Prove that $\Sigma_{k = 0}^\infty e^{-kx}$ converges uniformly on any closed subinterval of $(0,\infty)$
attempt: by the Weierstrass M-Test if $I$ is a nonempty subset of $ R$ and let $f_k: I → R$ for all natural $k$. Suppose that $M_k \geq 0$ satisfies $\Sigma_{k = 0}^\infty M_k< \infty$. If $|f_k(x)| \leq M_k$ for natural $k$, and $x \in I$, then $\Sigma_{k = 0}^\infty f_k$ converges a absolutely and uniformly on I.
Then let $[a,b]$ be a subinterval of $(0,\infty)$, and let $f_k = e^{-kx} = (\frac{1}{e^k})^x$. can anyone please help me choose $M_k$? I don't know how to continue. Thank you in advance.
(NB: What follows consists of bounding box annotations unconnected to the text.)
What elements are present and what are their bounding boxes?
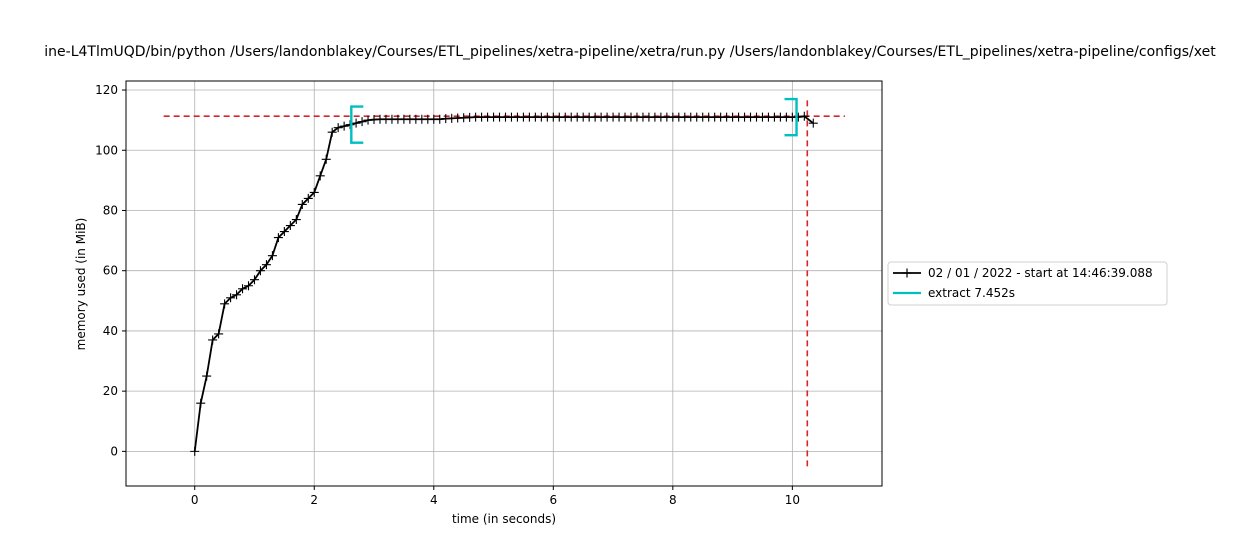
legend: 02 / 01 / 2022 - start at 14:46:39.088 e… [887,261,1168,306]
y-tick-label: 120 [95,83,118,97]
y-tick-label: 100 [95,143,118,157]
extract-start-bracket [350,105,364,144]
memory-point-marker [321,154,331,164]
extract-end-bracket [784,97,798,137]
memory-point-marker [244,281,254,291]
legend-box [887,261,1168,306]
memory-point-marker [196,398,206,408]
memory-point-marker [273,233,283,243]
memory-point-marker [309,187,319,197]
y-tick-label: 20 [103,384,118,398]
x-axis-label: time (in seconds) [452,512,556,526]
memory-point-marker [808,118,818,128]
x-tick-label: 10 [785,493,800,507]
memory-point-marker [214,329,224,339]
x-tick-label: 2 [310,493,318,507]
memory-point-marker [333,123,343,133]
memory-point-marker [238,284,248,294]
legend-label-extract: extract 7.452s [928,286,1015,300]
memory-point-marker [261,260,271,270]
memory-point-marker [339,121,349,131]
x-tick-label: 4 [430,493,438,507]
y-tick-label: 40 [103,324,118,338]
legend-marker-plus-icon [902,268,912,278]
memory-series-line [193,115,814,452]
plot-frame [125,80,883,487]
memory-point-marker [208,335,218,345]
memory-point-marker [190,446,200,456]
chart-title: ine-L4TlmUQD/bin/python /Users/landonbla… [44,44,1216,60]
memory-point-marker [226,293,236,303]
memory-point-marker [303,193,313,203]
y-tick-label: 60 [103,264,118,278]
memory-point-marker [220,299,230,309]
memory-point-marker [255,266,265,276]
memory-point-marker [285,221,295,231]
x-tick-label: 8 [669,493,677,507]
memory-point-marker [202,371,212,381]
plot-area [126,81,882,486]
memory-point-marker [357,117,367,127]
memory-point-marker [435,114,445,124]
memory-point-marker [351,118,361,128]
memory-point-marker [232,290,242,300]
memory-point-marker [291,215,301,225]
memory-point-marker [297,199,307,209]
memory-point-marker [249,275,259,285]
y-tick-label: 80 [103,203,118,217]
y-tick-label: 0 [110,444,118,458]
memory-point-marker [279,227,289,237]
legend-label-memory: 02 / 01 / 2022 - start at 14:46:39.088 [928,266,1153,280]
memory-point-marker [363,115,373,125]
x-tick-label: 0 [191,493,199,507]
memory-point-marker [327,127,337,137]
memory-point-marker [267,251,277,261]
memory-point-marker [799,111,809,121]
memory-point-marker [315,171,325,181]
y-axis-label: memory used (in MiB) [74,218,88,351]
memory-point-marker [793,112,803,122]
x-tick-label: 6 [549,493,557,507]
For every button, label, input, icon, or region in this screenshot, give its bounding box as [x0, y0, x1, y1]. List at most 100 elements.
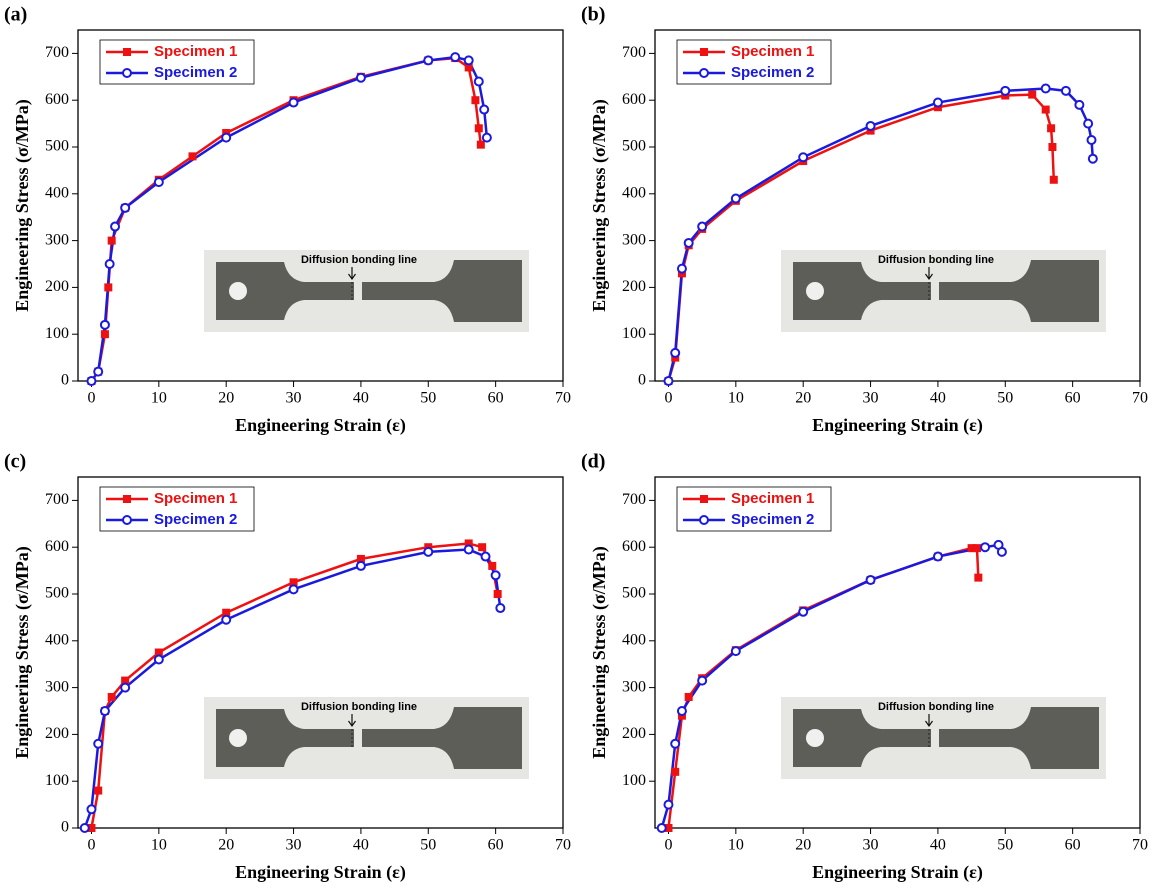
specimen-left	[216, 262, 354, 320]
x-tick-label: 20	[218, 837, 234, 854]
y-tick-label: 500	[45, 138, 69, 155]
data-point	[495, 603, 506, 614]
panel: (a)0 10 20 30 40 50 60 700100200300400500600700…	[4, 4, 571, 437]
x-tick-label: 50	[997, 390, 1013, 407]
hole	[229, 282, 247, 300]
y-tick-label: 700	[45, 44, 69, 61]
x-tick-label: 0	[87, 390, 95, 407]
data-point	[450, 52, 461, 63]
data-point	[1049, 175, 1058, 184]
data-point	[1087, 153, 1098, 164]
data-point	[356, 554, 365, 563]
data-point	[99, 319, 110, 330]
y-tick-label: 0	[61, 372, 69, 389]
x-tick-label: 20	[218, 390, 234, 407]
x-tick-label: 40	[353, 837, 369, 854]
hole	[806, 282, 824, 300]
hole	[806, 729, 824, 747]
data-point	[664, 824, 673, 832]
panel: (c)0 10 20 30 40 50 60 700100200300400500600700…	[4, 451, 571, 884]
data-point	[670, 347, 681, 358]
data-point	[104, 259, 115, 269]
data-point	[464, 63, 473, 72]
legend-box	[676, 486, 832, 532]
data-point	[471, 96, 480, 105]
data-point	[104, 283, 113, 292]
data-point	[683, 237, 694, 248]
data-point	[656, 823, 667, 833]
data-point	[120, 682, 131, 693]
y-axis-label: Engineering Stress (σ/MPa)	[589, 99, 610, 311]
data-point	[463, 544, 474, 555]
data-point	[974, 573, 983, 582]
x-axis-label: Engineering Strain (ε)	[812, 862, 983, 883]
hole	[229, 729, 247, 747]
y-tick-label: 100	[622, 325, 646, 342]
x-tick-label: 70	[555, 837, 571, 854]
legend-label: Specimen 1	[731, 43, 814, 60]
data-point	[355, 560, 366, 571]
data-point	[1047, 124, 1056, 133]
data-point	[671, 767, 680, 776]
data-point	[1060, 85, 1071, 96]
y-tick-label: 200	[622, 725, 646, 742]
x-tick-label: 40	[930, 837, 946, 854]
x-tick-label: 20	[795, 837, 811, 854]
arrow	[925, 714, 933, 728]
y-axis-label: Engineering Stress (σ/MPa)	[12, 99, 33, 311]
data-point	[289, 578, 298, 587]
data-point	[288, 97, 299, 108]
data-point	[86, 804, 97, 815]
y-tick-label: 600	[45, 538, 69, 555]
inset-photo: Diffusion bonding line	[781, 250, 1106, 332]
data-point	[188, 152, 197, 161]
inset-text: Diffusion bonding line	[301, 254, 417, 266]
panel: (b)0 10 20 30 40 50 60 700100200300400500600700…	[581, 4, 1148, 437]
plot-frame	[77, 476, 564, 829]
legend-box	[676, 39, 832, 85]
y-axis-label: Engineering Stress (σ/MPa)	[12, 546, 33, 758]
y-tick-label: 100	[45, 772, 69, 789]
x-tick-label: 20	[795, 390, 811, 407]
specimen-right	[362, 707, 522, 769]
x-tick-label: 30	[286, 837, 302, 854]
y-tick-label: 500	[622, 138, 646, 155]
data-point	[980, 542, 991, 553]
panel-label: (a)	[4, 4, 27, 26]
y-tick-label: 0	[638, 372, 646, 389]
legend-marker	[122, 515, 132, 525]
y-tick-label: 600	[45, 91, 69, 108]
x-tick-label: 30	[863, 837, 879, 854]
data-point	[288, 584, 299, 595]
specimen-left	[216, 709, 354, 767]
plot-frame	[654, 29, 1141, 382]
x-tick-label: 10	[728, 837, 744, 854]
data-point	[798, 152, 809, 163]
data-point	[493, 590, 502, 598]
legend-marker	[123, 495, 131, 503]
x-tick-label: 10	[151, 837, 167, 854]
data-point	[100, 330, 109, 339]
data-point	[479, 104, 490, 115]
y-tick-label: 700	[45, 491, 69, 508]
inset-photo: Diffusion bonding line	[781, 697, 1106, 779]
data-point	[670, 738, 681, 749]
x-tick-label: 0	[664, 390, 672, 407]
data-point	[94, 786, 103, 795]
data-point	[798, 606, 809, 617]
data-point	[481, 132, 492, 143]
y-tick-label: 100	[622, 772, 646, 789]
panel-label: (c)	[4, 451, 26, 473]
y-tick-label: 400	[622, 184, 646, 201]
data-point	[865, 574, 876, 585]
specimen-left	[793, 262, 931, 320]
x-tick-label: 0	[664, 837, 672, 854]
data-point	[676, 706, 687, 716]
data-point	[932, 551, 943, 562]
y-tick-label: 100	[45, 325, 69, 342]
inset-text: Diffusion bonding line	[878, 254, 994, 266]
data-point	[107, 236, 116, 245]
legend-label: Specimen 2	[154, 64, 237, 81]
y-tick-label: 500	[622, 585, 646, 602]
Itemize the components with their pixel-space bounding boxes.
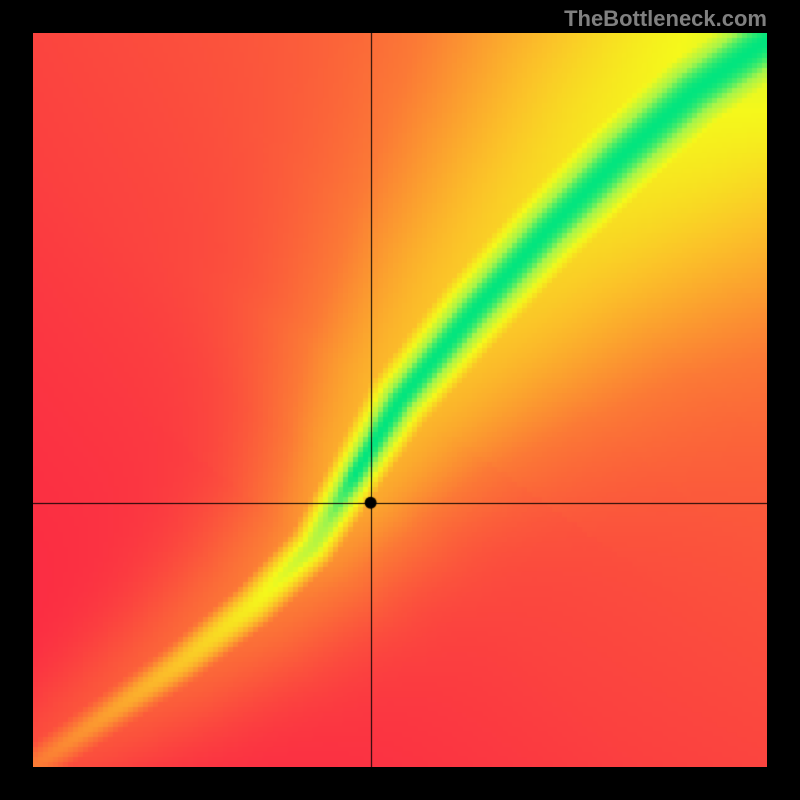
bottleneck-heatmap-canvas [33,33,767,767]
watermark-text: TheBottleneck.com [564,6,767,32]
chart-container: TheBottleneck.com [0,0,800,800]
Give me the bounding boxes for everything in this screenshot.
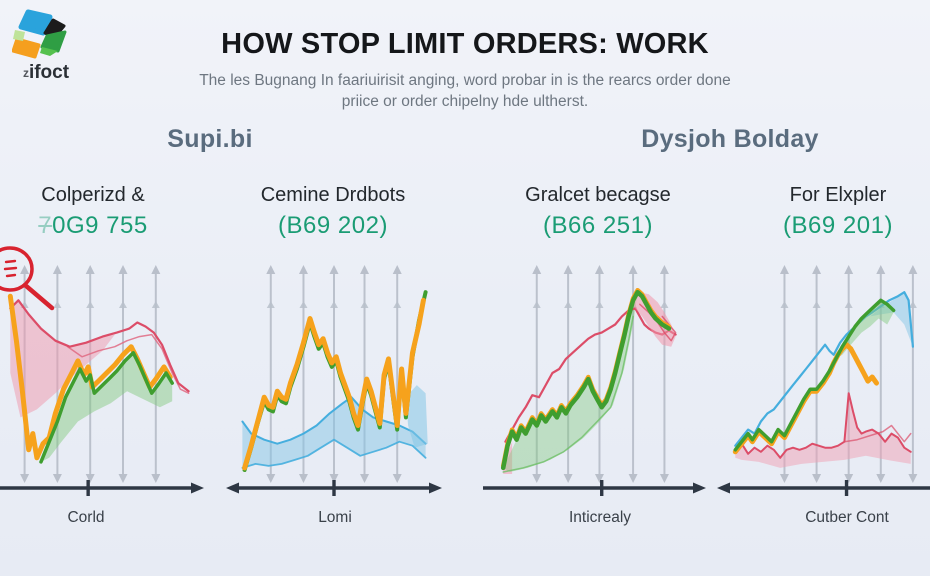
- series-blue-band: [242, 397, 426, 468]
- series-orange-line: [242, 297, 426, 471]
- panel-value-1-prefix: 7: [38, 212, 53, 239]
- chart-panel-3: [483, 265, 706, 496]
- series-pink-band: [10, 300, 115, 418]
- brand-name: zifoct: [0, 62, 92, 84]
- series-pink-band: [735, 393, 911, 468]
- series-green-band: [503, 292, 638, 472]
- brand-name-text: ifoct: [28, 62, 70, 83]
- panel-value-1: 70G9 755: [3, 212, 183, 240]
- series-red-line-secondary: [66, 333, 190, 394]
- page-subtitle-line2: priice or order chipelny hde ultherst.: [341, 93, 589, 110]
- panel-heading-1: Colperizd &: [41, 184, 145, 206]
- series-blue-line-upper: [241, 396, 427, 445]
- red-magnifier-annotation-icon: [0, 246, 55, 311]
- series-green-thin-diagonal: [502, 315, 634, 473]
- section-header-right: Dysjoh Bolday: [641, 125, 819, 153]
- page-subtitle: The les Bugnang In faariuirisit anging, …: [95, 70, 835, 112]
- series-red-line: [504, 307, 677, 443]
- series-green-band: [41, 352, 173, 462]
- brand-prefix: z: [22, 66, 29, 80]
- page-subtitle-line1: The les Bugnang In faariuirisit anging, …: [199, 72, 731, 89]
- section-header-left: Supi.bi: [167, 125, 253, 153]
- chart-panel-1: [0, 265, 204, 496]
- panel-value-2: (B69 202): [278, 212, 388, 239]
- axis-label-4: Cutber Cont: [805, 509, 889, 526]
- panel-heading-2: Cemine Drdbots: [260, 184, 406, 206]
- series-pink-line: [734, 392, 912, 459]
- panel-heading-3: Gralcet becagse: [525, 184, 671, 206]
- series-pink-line-secondary: [843, 424, 912, 443]
- panel-heading-4: For Elxpler: [789, 184, 887, 206]
- axis-label-2: Lomi: [318, 509, 352, 526]
- brand-logo-icon: [12, 9, 67, 59]
- series-blue-patch-top: [870, 292, 913, 347]
- series-green-band: [835, 300, 894, 359]
- axis-label-1: Corld: [67, 509, 105, 526]
- series-green-line: [733, 298, 896, 452]
- series-blue-line-lower: [241, 438, 427, 469]
- chart-panel-4: [717, 265, 930, 496]
- panel-value-4: (B69 201): [783, 212, 893, 239]
- series-green-line: [500, 289, 672, 471]
- series-green-line: [39, 351, 174, 464]
- series-blue-line: [734, 291, 914, 447]
- series-blue-patch-right: [405, 385, 428, 448]
- series-red-line: [9, 299, 190, 393]
- panel-value-3: (B66 251): [543, 212, 653, 239]
- panel-value-1-text: 0G9 755: [52, 212, 148, 239]
- axis-label-3: Inticrealy: [568, 509, 632, 526]
- chart-panel-2: [226, 265, 442, 496]
- page-title: HOW STOP LIMIT ORDERS: WORK: [221, 28, 709, 60]
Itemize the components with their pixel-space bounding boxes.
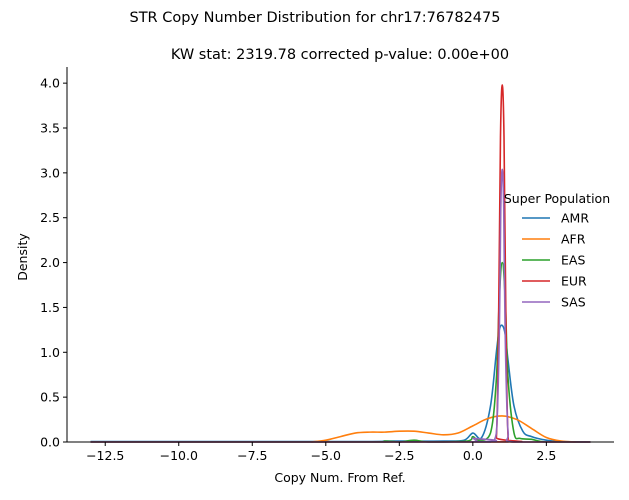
x-tick-label: 2.5 [536,448,556,463]
legend-title: Super Population [504,191,610,206]
y-tick-label: 0.0 [40,435,60,450]
y-tick-label: 3.5 [40,121,60,136]
series-line-afr [310,415,576,443]
x-tick-label: −10.0 [160,448,198,463]
legend-entries: AMR AFR EAS EUR SAS [522,211,589,310]
x-tick-label: −5.0 [311,448,341,463]
legend-label-afr: AFR [561,232,586,247]
plot-lines [90,84,591,443]
y-tick-label: 1.0 [40,345,60,360]
x-axis-ticks: −12.5 −10.0 −7.5 −5.0 −2.5 0.0 2.5 [86,442,556,463]
y-tick-label: 0.5 [40,390,60,405]
y-tick-label: 2.0 [40,255,60,270]
legend-label-eas: EAS [561,253,585,268]
y-tick-label: 3.0 [40,165,60,180]
y-tick-label: 1.5 [40,300,60,315]
legend-label-eur: EUR [561,274,587,289]
x-tick-label: −12.5 [86,448,124,463]
chart-subtitle: KW stat: 2319.78 corrected p-value: 0.00… [171,47,509,63]
legend: Super Population AMR AFR EAS EUR SAS [504,191,610,310]
series-line-eur [90,84,591,443]
legend-label-sas: SAS [561,295,586,310]
y-axis-label: Density [15,233,30,281]
y-tick-label: 4.0 [40,76,60,91]
x-tick-label: −2.5 [384,448,414,463]
x-axis-label: Copy Num. From Ref. [274,470,405,485]
series-line-sas [90,168,591,443]
y-tick-label: 2.5 [40,210,60,225]
series-line-amr [90,324,591,443]
y-axis-ticks: 0.0 0.5 1.0 1.5 2.0 2.5 3.0 3.5 4.0 [40,76,67,450]
x-tick-label: −7.5 [237,448,267,463]
legend-label-amr: AMR [561,211,589,226]
x-tick-label: 0.0 [463,448,483,463]
chart-title: STR Copy Number Distribution for chr17:7… [129,10,500,26]
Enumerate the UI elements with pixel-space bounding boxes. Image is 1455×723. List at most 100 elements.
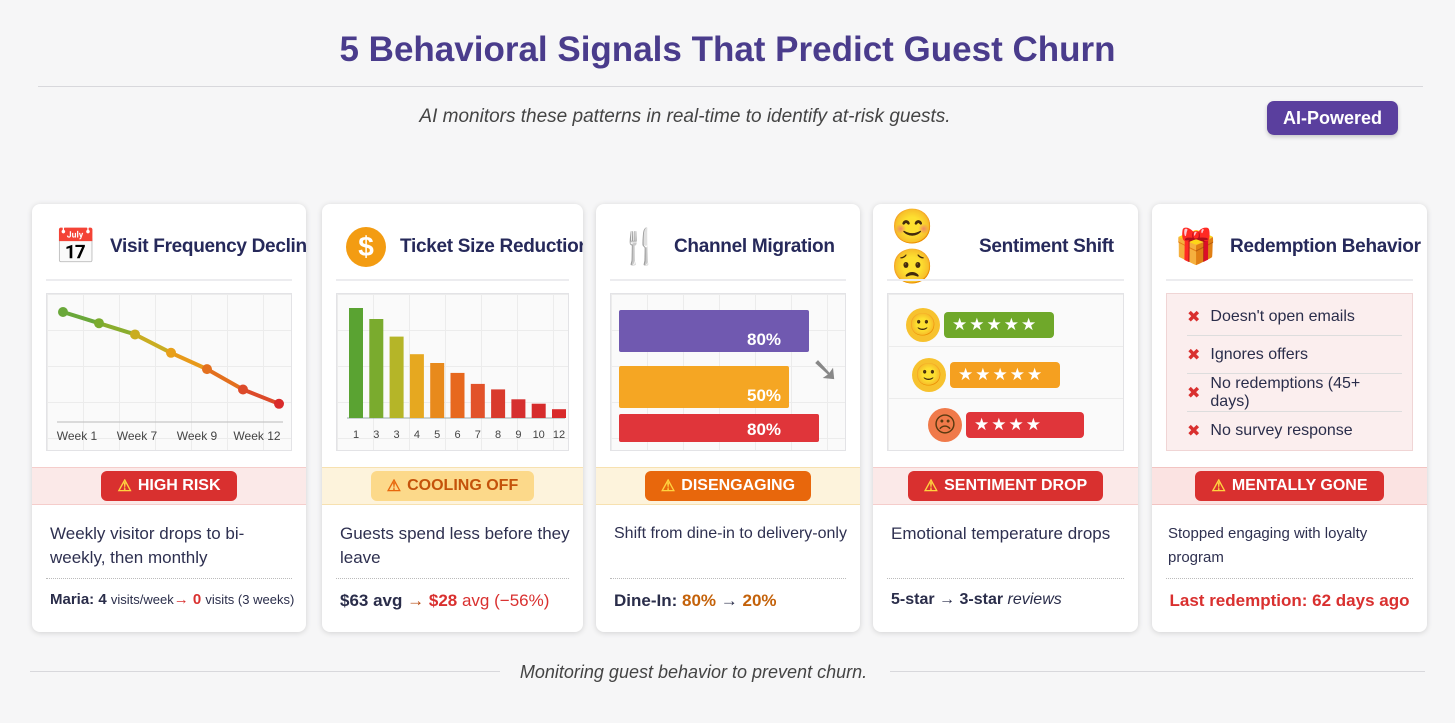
footer-caption: Monitoring guest behavior to prevent chu… bbox=[519, 662, 868, 682]
card-title: Ticket Size Reduction bbox=[400, 236, 583, 257]
rating-row: ☹ ★★★★ bbox=[928, 408, 1084, 442]
x-tick-label: 1 bbox=[353, 429, 359, 441]
stat-to-unit: reviews bbox=[1007, 591, 1062, 608]
smiley-frown-icon: 😊😟 bbox=[891, 208, 934, 286]
status-band: ⚠ SENTIMENT DROP bbox=[873, 467, 1138, 505]
data-point bbox=[130, 329, 140, 340]
bar bbox=[409, 354, 424, 418]
status-label: DISENGAGING bbox=[681, 477, 796, 494]
bar bbox=[491, 389, 506, 418]
warning-icon: ⚠ bbox=[660, 478, 676, 495]
bar-label: 50% bbox=[747, 386, 782, 405]
bar-chart: 1 3 3 4 5 6 7 8 9 10 12 bbox=[336, 293, 569, 451]
rating-list: 🙂 ★★★★★ 🙂 ★★★★★ ☹ ★★★★ bbox=[887, 293, 1124, 451]
checklist-item: ✖ No survey response bbox=[1187, 412, 1402, 450]
stat-line: Dine-In: 80% → 20% bbox=[614, 591, 852, 611]
arrow: → bbox=[407, 591, 425, 610]
dotted-divider bbox=[46, 578, 292, 579]
stat-from: $63 avg bbox=[340, 591, 403, 610]
stat-line: Last redemption: 62 days ago bbox=[1169, 591, 1410, 610]
x-tick-label: 10 bbox=[533, 429, 545, 441]
warning-icon: ⚠ bbox=[923, 478, 939, 495]
checklist: ✖ Doesn't open emails ✖ Ignores offers ✖ No r… bbox=[1166, 293, 1413, 451]
x-icon: ✖ bbox=[1187, 308, 1201, 326]
x-tick-label: Week 12 bbox=[233, 429, 280, 443]
description: Weekly visitor drops to bi-weekly, then … bbox=[50, 524, 245, 567]
card-title: Channel Migration bbox=[674, 236, 835, 257]
bar bbox=[349, 308, 363, 418]
channel-bar: 80% bbox=[619, 414, 819, 442]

Let $[a,b]$ be a closed subinterval of $(0,\infty)$. Then on $[a,b]$, $|e^{-kx}| = e^{-kx} \le e^{-ka}$. Since $\sum_{k = 1}^\infty e^{-ka}$ converges, the Weierstrass $M$-test ensures $\sum_{k = 0}^\infty e^{-kx}$ converges uniformly on $[a,b]$.